We will also receive the Human Relations Day offering. Human Relations Day is one of six churchwide Special Sundays with offerings of The United Methodist Church. This observance calls United Methodists to recognize the right of all God’s children in realizing their potential as human beings in relationship with one another. The special offering benefits neighborhood ministries through Community Developers, community advocacy through United Methodist Voluntary Services and work with at-risk teens through the Youth Offender Rehabilitation Program. Offering envelopes will be available for your convenience. Checks can be made out to NMO-UMC with “Human Relations” in the memo line.

January 26-Third Sunday after the Epiphany

Text:                Matthew 4:12-23

Message:         The Promise of Ministry

When we reflect upon Jesus’ calling of the first disciples (Matthew 4:12-23), we are reminded that Jesus still seeks out followers, calling us to imitate his radical vision for a life of action and service.

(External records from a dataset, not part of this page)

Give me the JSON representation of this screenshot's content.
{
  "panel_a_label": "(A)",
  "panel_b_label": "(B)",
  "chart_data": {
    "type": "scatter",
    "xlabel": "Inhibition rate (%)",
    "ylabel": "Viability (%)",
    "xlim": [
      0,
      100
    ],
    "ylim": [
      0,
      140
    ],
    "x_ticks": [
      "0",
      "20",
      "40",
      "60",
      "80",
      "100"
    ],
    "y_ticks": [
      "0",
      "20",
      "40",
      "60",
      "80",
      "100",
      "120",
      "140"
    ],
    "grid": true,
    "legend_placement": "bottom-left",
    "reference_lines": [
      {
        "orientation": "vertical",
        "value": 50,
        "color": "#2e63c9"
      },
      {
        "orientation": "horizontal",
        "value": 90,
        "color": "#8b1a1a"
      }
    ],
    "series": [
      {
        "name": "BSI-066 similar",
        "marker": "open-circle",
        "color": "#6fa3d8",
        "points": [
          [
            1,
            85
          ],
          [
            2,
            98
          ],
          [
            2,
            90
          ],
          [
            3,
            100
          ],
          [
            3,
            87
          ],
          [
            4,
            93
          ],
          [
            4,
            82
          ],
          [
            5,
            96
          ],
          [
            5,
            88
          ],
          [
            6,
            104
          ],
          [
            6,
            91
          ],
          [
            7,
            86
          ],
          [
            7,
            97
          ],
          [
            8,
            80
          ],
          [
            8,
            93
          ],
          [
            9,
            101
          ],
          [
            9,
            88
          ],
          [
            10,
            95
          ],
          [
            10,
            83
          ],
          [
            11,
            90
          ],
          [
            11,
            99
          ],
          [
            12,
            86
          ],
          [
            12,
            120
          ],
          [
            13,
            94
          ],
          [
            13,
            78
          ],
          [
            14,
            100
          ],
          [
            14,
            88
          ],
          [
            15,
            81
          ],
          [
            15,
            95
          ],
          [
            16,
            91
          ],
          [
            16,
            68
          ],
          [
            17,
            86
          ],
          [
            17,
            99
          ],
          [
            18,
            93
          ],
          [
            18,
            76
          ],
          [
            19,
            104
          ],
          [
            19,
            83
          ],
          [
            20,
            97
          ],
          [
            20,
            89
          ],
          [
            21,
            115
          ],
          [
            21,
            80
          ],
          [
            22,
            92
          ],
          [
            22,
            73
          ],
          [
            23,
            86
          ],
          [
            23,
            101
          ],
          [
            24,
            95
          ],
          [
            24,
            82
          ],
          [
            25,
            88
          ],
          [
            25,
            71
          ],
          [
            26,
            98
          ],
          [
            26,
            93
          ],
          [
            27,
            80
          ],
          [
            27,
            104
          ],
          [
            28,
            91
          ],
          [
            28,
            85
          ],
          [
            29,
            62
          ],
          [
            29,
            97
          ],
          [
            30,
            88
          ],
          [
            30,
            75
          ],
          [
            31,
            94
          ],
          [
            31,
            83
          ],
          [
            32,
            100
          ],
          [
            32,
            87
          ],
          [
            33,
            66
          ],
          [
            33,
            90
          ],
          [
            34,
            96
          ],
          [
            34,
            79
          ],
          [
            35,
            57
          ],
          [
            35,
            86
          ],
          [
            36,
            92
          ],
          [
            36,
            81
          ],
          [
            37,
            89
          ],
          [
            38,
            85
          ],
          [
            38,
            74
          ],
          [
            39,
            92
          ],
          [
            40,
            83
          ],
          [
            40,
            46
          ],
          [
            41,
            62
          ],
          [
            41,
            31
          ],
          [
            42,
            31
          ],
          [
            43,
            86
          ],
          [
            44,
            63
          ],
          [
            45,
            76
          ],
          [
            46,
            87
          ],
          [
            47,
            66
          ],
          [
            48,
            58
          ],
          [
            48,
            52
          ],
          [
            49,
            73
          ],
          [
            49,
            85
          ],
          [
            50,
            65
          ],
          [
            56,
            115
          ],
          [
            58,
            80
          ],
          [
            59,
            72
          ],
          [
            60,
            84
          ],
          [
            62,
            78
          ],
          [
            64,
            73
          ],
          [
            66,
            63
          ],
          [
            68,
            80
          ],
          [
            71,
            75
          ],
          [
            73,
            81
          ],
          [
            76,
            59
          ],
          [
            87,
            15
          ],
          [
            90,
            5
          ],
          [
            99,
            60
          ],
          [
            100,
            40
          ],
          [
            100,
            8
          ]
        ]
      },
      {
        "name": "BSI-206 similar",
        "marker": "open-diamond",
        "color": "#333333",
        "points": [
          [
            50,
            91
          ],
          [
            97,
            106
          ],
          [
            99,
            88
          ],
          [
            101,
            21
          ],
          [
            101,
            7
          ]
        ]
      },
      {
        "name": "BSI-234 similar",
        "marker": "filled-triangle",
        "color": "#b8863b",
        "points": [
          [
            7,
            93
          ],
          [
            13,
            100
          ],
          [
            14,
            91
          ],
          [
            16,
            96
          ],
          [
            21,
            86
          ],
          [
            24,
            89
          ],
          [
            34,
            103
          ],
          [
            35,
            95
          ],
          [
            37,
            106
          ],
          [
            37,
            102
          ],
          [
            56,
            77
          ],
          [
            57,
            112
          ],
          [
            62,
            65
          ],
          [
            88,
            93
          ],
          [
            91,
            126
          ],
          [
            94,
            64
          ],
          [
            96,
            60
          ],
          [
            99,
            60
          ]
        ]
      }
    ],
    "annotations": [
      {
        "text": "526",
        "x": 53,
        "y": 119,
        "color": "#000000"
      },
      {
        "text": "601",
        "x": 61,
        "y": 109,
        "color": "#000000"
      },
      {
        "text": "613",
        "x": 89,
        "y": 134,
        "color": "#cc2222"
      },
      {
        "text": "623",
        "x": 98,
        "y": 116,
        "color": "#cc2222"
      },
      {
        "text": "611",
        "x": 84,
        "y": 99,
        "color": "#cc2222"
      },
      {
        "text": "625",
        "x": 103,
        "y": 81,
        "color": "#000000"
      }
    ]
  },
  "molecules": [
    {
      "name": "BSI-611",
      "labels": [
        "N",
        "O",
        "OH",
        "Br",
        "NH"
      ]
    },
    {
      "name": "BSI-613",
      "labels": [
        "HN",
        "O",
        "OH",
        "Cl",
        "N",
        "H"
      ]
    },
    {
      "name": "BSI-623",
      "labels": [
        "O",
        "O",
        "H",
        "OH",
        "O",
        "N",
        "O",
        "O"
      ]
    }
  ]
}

February 2-Fourth Sunday after the Epiphany

Text:                Matthew 5:1-12

Message:         The Promise of Blessing

Whenever we hear the Beatitudes (Matthew 5:1-12), we are struck by their poetic beauty and, at the same time, overwhelmed by their perceived impracticality for the world in which we live.  Yet, at the heart of the Beatitudes is the call for us to be disciples who live out the virtues of these blessings in pursuit of righteousness grounded in God’s righteousness.  Our worship celebration will include the sharing of Holy Communion.

February 9-Fifth Sunday after the Epiphany

Text:                Matthew 5:13-20

Message:         The Promise of Guidance

In her book Teaching a Stone to Talk, Annie Dillard writes, “You do not have to sit outside in the dark.  If, however, you want to look at the stars, you will find that darkness is necessary.”  Called to be the light of the world, we are summoned into the dark places around us, bearing the light of Christ.

February 16-Sixth Sunday after the Epiphany

Text:                Deuteronomy 30:15-20

Message:         The Promise of Freedom

We live in a time when we are confronted by a myriad of choices.  Paper or plastic?  Small, medium, large, or super?  Organic or conventional?  Having options from which to choose is a staple of the American dream—a preferred cultural value that fosters our illusion of autonomy.  Therefore, the choices offered to the Hebrews in Deuteronomy 30:15-20 does not sit well with us as it gives offers only too options, life or death?  What does it mean for us to choose life?

February 23-Transfiguration Sunday

Text:                Matthew 17:1-9

Message:         The Promise of Vision

God’s glory and magnificence and power and majesty are unsurpassable, we say; but we must also declare that God’s glory and magnificence and power and majesty are surpassed by God’s willingness to shed them all in order that we might finally recognize God’s compassion—causing us, then, to act in love, justice and kindness.